Jakub se incorporó, cogió el vaso de vino que aún no había terminado de beber y se sentó en la mesa libre. Miró con satisfacción por la ventana los rojizos árboles del parque y volvió a decirse que aquello era un incendio en el que él quemaba a todos los cuarenta y cinco años que hasta entonces había vivido. Después su mirada se deslizó hacia la mesa y vio, junto al cenicero, el delgado tubo de cristal que había quedado olvidado. Lo cogió y lo examinó: llevaba escrito el nombre de un medicamento que desconocía y, añadido a lápiz, tres veces al día. Las tabletas que había dentro eran de color azul pálido. Aquello le pareció curioso.
Eran sus últimas horas en la patria, de modo que todos los acontecimientos irrelevantes adquirían una significación excepcional y se convertían en un teatro de alegorías. ¿Qué quiere decir, pensó, esto de que precisamente hoy alguien me deje en la mesa un tubo de pastillas azul pálidas? ¿Y por qué me las deja precisamente esta mujer, la Heredera de las persecuciones políticas y la Asistenta del verdugo? ¿Quiere decirme con ello que aún no han dejado de ser necesarias las tabletas azul pálidas? ¿O quiere con el recuerdo del veneno manifestarme su odio eterno? ¿O quiere decirme que mi partida de este país es una abdicación, la misma que sería si me tomase la tableta azul pálido que llevo en el bolsillo?
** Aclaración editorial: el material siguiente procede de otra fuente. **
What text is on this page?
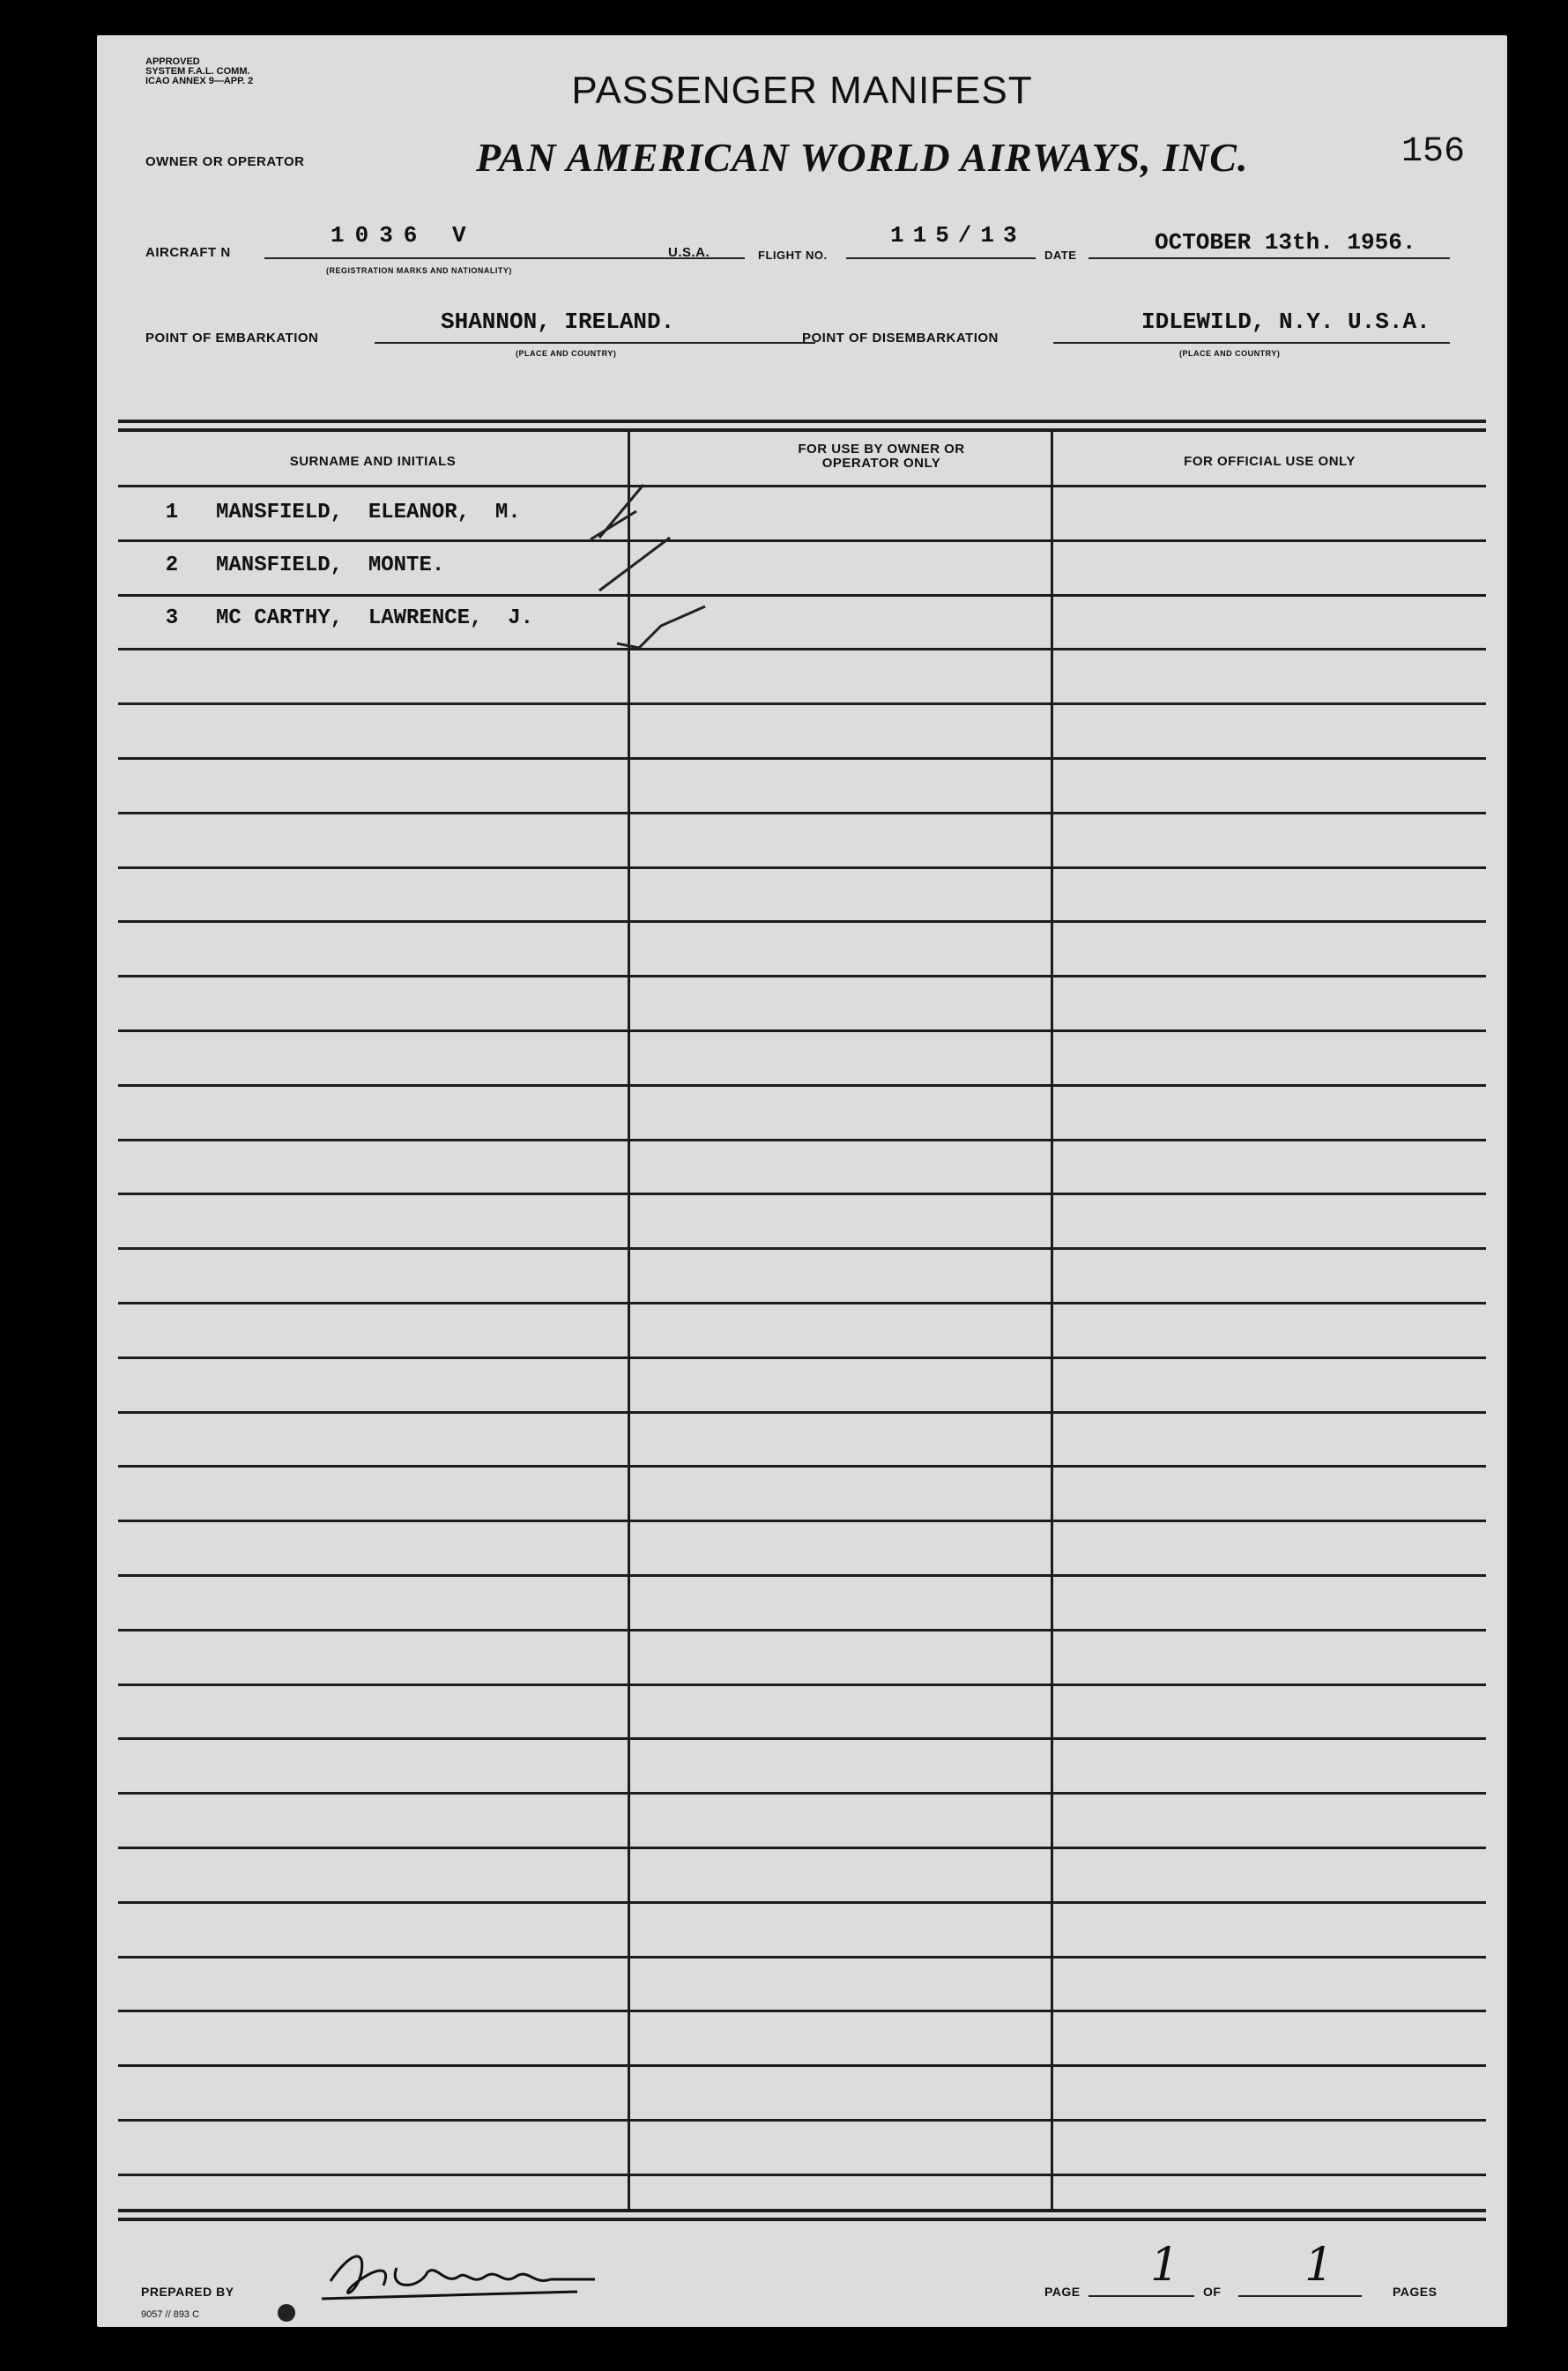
APPROVED
SYSTEM F.A.L. COMM.
ICAO ANNEX 9—APP. 2	PASSENGER MANIFEST
OWNER OR OPERATOR	PAN AMERICAN WORLD AIRWAYS, INC.	156
AIRCRAFT N
1036 V
(REGISTRATION MARKS AND NATIONALITY)
U.S.A.	FLIGHT NO.
115/13
DATE	OCTOBER 13th. 1956.
POINT OF EMBARKATION
SHANNON, IRELAND.
(PLACE AND COUNTRY)
POINT OF DISEMBARKATION
IDLEWILD, N.Y. U.S.A.
(PLACE AND COUNTRY)
SURNAME AND INITIALS
FOR USE BY OWNER OR OPERATOR ONLY	FOR OFFICIAL USE ONLY
1	MANSFIELD,  ELEANOR,  M.
2	MANSFIELD,  MONTE.
3	MC CARTHY,  LAWRENCE,  J.
PREPARED BY
9057 // 893 C
PAGE 1 OF 1	PAGES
Se llevó la mano al bolsillo, sacó el papel retorcido y lo desenvolvió. Al volver a mirar su tableta, le pareció que tenía un tono un tanto más oscuro que las píldoras del tubo olvidado. Lo abrió y dejó caer una tableta en la mano. Sí, la suya era un poco más oscura y más pequeña. Metió las dos tabletas en el tubo. Al verlas ahora, no se apreciaba a primera vista diferencia alguna entre ellas. Sobre las inocentes tabletas destinadas probablemente a la más corriente de las alteraciones de la salud, yacía la muerte enmascarada.
En ese momento Olga se acercó a la mesa. Cerró rápidamente el tubo, lo puso junto al cenicero y se levantó para saludar a su amiga.
—¡Acabo de ver al famoso trompetista Klima! ¿Es posible? —dijo de corrido mientras se sentaba frente a Jakub—. ¡Iba con esa tía espantosa! ¡Lo que me ha hecho pasar hoy en la piscina!
Pero en ese instante se interrumpió porque Ruzena se detuvo junto a la mesa y dijo:
—He dejado aquí mis pastillas.
Antes de que Jakub hubiese tenido tiempo de responderle, Ruzena vio el tubo junto al cenicero y estiró el brazo para cogerlo.
Pero Jakub fue más rápido y lo cogió antes.
—¡Démelo! —dijo ella.
—Quisiera pedirle un favor —dijo Jakub—. ¿Podría coger una tableta?
—Oiga, no tengo tiempo…
—Es que tomo el mismo medicamento y…
—No soy una farmacia ambulante —dijo Ruzena.
Jakub trató de abrir la tapa del tubo pero antes, de que pudiera hacerlo, Ruzena intentó cogérselo. Jakub apretó rápidamente el tubo con la mano.
—¿Qué hace? ¡Deme esas pastillas! —gritó.
Jakub la miró a los ojos y luego abrió lentamente la mano.